Let Your Talent Take Charge of Their Own Skilling

In the last 5 months, many companies have taken measures to assess their talent and have been putting processes in place that can help employees self-evaluate and put themselves on the path to upskill or even reskill. While digital skilling by itself is nothing new, the sudden acceleration toward everything digital is pushing employers to help their people learn wherever they are, whenever they want, and on any device. Most importantly, make learning a fun exercise rather than a tick-box exercise for mandatory hours of training.

Until not so long ago, the idea of fluid seating in the office was very fresh. The fact that you could belong to an organization so well but not own any specific seat and could move about the office floor and settle where you felt like was highly empowering. Today, this idea can be applied to a normal team structure. Not everyone needs to have a permanent or long-term team setup. Instead, cross-team projects could be a great way to ensure the right people are on the right task, even if they fundamentally don’t belong to a designated team.

Create a Culture of Continuous Learning That Is Leader-Led

Just like how transformation is a continuous process, so is learning. With newer technologies emerging faster than anticipated, employers need to create a culture that makes learning infectious. Organizations must look at developing their people professionally rather than just training them to be better at what they already do.

The first step toward liberating your people from archaic training methods is to allow your employees to chart out their own career trajectories rather than leading them on a predetermined path. Invest in digital learning tools that help employees plan their learnings around their own schedule, but have a thorough evaluation process in place to validate the applications of these learnings by giving challenging assignments that really put their newly acquired skills to the test.

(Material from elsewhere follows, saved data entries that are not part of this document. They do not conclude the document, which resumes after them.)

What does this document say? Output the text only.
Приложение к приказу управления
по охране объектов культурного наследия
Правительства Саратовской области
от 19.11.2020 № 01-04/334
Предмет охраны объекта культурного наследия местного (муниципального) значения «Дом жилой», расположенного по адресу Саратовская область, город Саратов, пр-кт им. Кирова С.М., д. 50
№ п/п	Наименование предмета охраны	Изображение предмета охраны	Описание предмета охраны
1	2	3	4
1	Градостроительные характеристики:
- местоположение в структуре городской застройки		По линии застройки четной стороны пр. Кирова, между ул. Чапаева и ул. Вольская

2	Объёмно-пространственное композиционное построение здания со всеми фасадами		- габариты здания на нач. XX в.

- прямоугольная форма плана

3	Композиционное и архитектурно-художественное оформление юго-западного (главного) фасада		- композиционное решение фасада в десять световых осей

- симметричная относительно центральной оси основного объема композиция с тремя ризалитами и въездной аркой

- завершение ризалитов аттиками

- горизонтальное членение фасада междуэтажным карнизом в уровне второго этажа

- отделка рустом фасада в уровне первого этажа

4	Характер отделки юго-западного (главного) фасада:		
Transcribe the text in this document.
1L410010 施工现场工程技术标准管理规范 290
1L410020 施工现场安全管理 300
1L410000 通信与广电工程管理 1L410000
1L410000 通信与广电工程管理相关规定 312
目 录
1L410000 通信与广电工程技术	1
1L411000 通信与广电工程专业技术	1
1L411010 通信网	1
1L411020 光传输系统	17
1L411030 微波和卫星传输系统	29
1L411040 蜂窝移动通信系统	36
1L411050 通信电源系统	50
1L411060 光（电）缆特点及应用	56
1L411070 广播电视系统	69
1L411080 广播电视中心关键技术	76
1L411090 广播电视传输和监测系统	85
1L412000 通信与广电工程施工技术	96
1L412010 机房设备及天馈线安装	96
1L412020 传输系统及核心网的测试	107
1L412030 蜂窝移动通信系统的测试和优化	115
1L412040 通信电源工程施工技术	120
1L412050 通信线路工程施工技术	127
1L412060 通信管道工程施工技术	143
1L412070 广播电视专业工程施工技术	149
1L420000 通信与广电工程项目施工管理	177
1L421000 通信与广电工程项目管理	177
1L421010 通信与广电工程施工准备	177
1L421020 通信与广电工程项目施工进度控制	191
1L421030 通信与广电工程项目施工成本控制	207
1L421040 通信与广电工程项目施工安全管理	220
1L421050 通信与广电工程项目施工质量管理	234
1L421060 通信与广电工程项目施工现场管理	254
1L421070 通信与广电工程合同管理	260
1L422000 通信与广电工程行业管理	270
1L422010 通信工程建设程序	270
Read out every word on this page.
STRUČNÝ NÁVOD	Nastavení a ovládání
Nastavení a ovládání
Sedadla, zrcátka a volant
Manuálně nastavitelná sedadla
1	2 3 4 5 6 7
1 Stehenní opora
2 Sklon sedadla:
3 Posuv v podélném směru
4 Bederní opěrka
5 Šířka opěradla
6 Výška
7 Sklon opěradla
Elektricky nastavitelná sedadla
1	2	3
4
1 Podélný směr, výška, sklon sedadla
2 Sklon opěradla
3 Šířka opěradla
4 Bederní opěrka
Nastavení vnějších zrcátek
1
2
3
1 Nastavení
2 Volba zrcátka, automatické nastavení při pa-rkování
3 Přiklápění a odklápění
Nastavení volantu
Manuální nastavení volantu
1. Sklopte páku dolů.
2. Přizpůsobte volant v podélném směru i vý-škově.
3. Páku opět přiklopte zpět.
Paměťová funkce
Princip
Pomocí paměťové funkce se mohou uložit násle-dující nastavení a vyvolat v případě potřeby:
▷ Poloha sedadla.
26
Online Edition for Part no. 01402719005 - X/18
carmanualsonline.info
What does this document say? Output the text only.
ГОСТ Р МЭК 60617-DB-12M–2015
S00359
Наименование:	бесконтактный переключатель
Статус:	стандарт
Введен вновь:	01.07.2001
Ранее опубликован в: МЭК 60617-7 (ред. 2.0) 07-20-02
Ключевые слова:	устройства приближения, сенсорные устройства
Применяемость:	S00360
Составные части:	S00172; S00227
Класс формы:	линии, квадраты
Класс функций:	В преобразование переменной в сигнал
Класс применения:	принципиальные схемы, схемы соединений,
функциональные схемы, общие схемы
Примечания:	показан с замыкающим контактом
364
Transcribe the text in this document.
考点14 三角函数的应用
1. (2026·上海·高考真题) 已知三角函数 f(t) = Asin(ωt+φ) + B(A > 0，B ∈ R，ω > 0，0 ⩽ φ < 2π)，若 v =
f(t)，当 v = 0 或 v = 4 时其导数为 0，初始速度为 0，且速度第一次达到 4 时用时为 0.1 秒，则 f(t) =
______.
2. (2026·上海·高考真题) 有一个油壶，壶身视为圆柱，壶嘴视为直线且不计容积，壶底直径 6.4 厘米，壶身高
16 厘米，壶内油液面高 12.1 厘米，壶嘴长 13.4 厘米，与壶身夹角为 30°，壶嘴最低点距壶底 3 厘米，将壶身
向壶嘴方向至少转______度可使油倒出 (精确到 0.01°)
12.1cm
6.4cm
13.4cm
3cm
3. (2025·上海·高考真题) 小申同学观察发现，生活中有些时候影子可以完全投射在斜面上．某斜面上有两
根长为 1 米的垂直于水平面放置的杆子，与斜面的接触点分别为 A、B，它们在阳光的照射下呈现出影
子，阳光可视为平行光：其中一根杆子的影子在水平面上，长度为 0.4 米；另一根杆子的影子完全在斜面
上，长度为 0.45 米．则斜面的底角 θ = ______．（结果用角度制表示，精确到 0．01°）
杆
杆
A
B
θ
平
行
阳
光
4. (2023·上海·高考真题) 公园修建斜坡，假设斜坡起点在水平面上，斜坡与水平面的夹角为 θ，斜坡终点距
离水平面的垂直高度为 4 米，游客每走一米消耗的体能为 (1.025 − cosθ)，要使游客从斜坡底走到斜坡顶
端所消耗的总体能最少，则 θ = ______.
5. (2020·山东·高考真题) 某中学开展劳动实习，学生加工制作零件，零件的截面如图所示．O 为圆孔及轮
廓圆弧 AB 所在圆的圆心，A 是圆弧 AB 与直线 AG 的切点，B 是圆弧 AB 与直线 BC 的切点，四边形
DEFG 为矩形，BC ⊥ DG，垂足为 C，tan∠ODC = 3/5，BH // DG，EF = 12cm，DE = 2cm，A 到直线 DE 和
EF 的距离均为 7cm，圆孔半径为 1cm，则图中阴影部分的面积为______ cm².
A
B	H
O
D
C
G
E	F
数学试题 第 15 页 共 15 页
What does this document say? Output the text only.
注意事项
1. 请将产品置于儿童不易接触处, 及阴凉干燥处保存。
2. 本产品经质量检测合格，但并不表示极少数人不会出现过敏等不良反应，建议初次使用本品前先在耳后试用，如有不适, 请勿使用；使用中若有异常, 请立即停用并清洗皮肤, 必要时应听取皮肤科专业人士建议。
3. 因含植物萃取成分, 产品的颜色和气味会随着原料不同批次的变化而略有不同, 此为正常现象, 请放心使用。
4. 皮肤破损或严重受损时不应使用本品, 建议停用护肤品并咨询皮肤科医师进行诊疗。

Learn from Other Transcenders

There are several industry best practices that have transcended industries and gone on to improve the overall efficiencies of organizations that willingly applied these learnings. For example, the Toyota Production Systems, a methodology applied to improve manufacturing efficiencies, eventually made knowledge work lean, too, or even the famous Tribes and Squads model pioneered by Spotify that encouraged companies to experiment with similar models of agile working. If one looks beyond the confines of his or her preconceived mental models of how to approach transformation, there are several examples one can learn from and even apply.

Nitin Rakesh is Coauthor of “Transformation in Times of Crisis” and CEO of Mphasis.